Employers are Made Whole under FFCRA: Employers will be made whole for 100% of the paid emergency sick leave or paid emergency family and medical leave provided to employees pursuant to FFCRA, as follows:

  • If the employer pays out any emergency paid sick leave or emergency family and medical leave, the employer will first receive a tax credit limited to the amount of payroll taxes paid by the employer (e.g., if salaries are $100,000 and payroll tax paid is $10,000, then the employer will receive a $10,000 tax credit);
  • Then, any amounts paid as emergency paid sick leave or emergency paid family and medical leave that exceeds the payroll taxes paid (i.e., the $90,000 difference between the salaries and the payroll tax paid) will be considered an overpayment that either entitles the employer to a refund or a tax credit issued by the Internal Revenue Service against any federal tax liability that the employer may have.

Further, the U.S. Department of Treasury may allow the advance payment of the credits described above and will provide further guidance and forms related to this issue.

Notice to Employees: Employers are required to post in a conspicuous place on their business premises the notice issued by the U.S. Department of Labor at the following link: https://www.dol.gov/sites/dolgov/files/WHD/posters/FFCRA_Poster_WH1422_Non-Federal.pdf

Assistance to Employers under the CARES Act: In addition to FFCRA, the federal government also seeks to provide assistance to employers through the Coronavirus Aid, Relief, and Economic Security Act (the “CARES Act“) to incentivize the retention of employees. The CARES Act is intended to, in part, provide various forms of relief for employers in the United States through a variety of emergency grants, forgivable small business loans, and refundable tax credits and incentives in order to assist employers fund their business expenses. For instance, the CARES Act will provide small businesses with loans to fund payroll support, paid sick, medical or family leave, health care benefits, interest on mortgage obligations, rent, utilities, and other limited expenses. However, the CARES Act only provides full or partial loan forgiveness for principal amounts used to fund certain categories of expenditures (e.g., payroll costs, utilities, etc.) depending on if the employer qualifies under various criteria, such as the average number of full-time equivalent employees retained or reductions imposed on employees’ salaries. Emergency sick leave and emergency family and medical leave wages provided to employees pursuant to FFCRA are not eligible for loan forgiveness under the CARES Act since the employer will be made whole through the tax credit and refund mechanisms described above. Accordingly, employers will be faced with a timing issue and will need to determine how they will fund their obligations to their employees who have been retained, including those who subsequently seek emergency paid sick leave or emergency paid family and medical leave under FFCRA.

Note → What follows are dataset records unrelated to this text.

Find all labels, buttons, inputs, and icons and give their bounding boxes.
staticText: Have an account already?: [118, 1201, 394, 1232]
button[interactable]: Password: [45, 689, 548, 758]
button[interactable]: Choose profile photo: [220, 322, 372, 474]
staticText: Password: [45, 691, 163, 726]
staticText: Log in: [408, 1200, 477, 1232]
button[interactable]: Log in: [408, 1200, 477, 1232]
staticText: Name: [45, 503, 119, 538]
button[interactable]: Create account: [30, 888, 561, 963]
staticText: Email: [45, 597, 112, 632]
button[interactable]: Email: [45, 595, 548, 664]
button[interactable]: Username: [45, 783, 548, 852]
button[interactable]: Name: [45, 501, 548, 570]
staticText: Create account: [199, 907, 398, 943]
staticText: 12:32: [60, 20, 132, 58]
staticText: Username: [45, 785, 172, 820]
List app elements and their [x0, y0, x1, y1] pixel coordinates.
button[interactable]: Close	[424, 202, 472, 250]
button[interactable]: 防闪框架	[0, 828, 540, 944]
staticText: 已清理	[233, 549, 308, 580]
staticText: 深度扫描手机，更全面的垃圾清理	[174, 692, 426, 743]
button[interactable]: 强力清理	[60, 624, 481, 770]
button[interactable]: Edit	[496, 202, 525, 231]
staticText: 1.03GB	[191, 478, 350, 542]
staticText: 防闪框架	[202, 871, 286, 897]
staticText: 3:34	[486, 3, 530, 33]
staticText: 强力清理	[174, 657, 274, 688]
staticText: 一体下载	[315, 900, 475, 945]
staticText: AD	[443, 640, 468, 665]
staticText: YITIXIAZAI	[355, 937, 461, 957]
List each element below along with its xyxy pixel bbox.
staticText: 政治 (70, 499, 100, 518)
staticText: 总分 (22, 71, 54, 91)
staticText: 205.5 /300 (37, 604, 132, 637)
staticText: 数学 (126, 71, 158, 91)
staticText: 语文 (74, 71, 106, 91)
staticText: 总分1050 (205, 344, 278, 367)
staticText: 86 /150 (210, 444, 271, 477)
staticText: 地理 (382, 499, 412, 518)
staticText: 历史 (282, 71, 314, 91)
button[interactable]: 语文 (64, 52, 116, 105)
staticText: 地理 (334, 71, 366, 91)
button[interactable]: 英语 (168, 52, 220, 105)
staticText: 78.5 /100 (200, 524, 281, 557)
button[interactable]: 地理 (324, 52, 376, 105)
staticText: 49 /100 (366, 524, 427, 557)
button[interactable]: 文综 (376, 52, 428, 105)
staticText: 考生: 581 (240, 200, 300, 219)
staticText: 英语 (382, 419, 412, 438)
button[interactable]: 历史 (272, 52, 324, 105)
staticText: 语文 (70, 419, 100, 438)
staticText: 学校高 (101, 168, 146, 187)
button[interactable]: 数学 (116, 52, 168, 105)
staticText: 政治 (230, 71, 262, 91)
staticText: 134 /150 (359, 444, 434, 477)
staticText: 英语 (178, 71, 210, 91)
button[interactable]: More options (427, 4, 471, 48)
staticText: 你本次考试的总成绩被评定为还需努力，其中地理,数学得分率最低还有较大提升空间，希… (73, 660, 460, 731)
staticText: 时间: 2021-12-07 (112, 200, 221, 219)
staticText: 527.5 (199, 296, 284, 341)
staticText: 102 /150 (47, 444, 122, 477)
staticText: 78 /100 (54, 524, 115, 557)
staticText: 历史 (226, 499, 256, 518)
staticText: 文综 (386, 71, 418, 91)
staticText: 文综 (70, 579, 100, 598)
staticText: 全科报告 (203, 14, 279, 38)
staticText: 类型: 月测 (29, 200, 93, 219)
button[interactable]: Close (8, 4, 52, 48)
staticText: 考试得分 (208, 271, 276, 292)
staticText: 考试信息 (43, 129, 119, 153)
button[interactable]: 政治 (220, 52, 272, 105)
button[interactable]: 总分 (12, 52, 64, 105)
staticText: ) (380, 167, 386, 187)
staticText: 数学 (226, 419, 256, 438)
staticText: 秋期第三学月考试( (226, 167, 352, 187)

Important Note: Given the foregoing, employers should review their internal policies, all applicable federal, state and local laws (e.g., (i) federal and state WARN Acts, (ii) New York’s March 18, 2020 Paid Sick Leave Law and Paid Family Leave Act, (iii) New Jersey’s Earned Sick Leave Law and Family Leave Act, and (iv) Connecticut’s Paid Sick Leave Law and Family and Medical Leave Act, along with other family, medical and disability related leave laws) related to employee staffing and leave requests, and consult with counsel to determine the steps that they will take to conduct their business during and after the COVID-19 pandemic.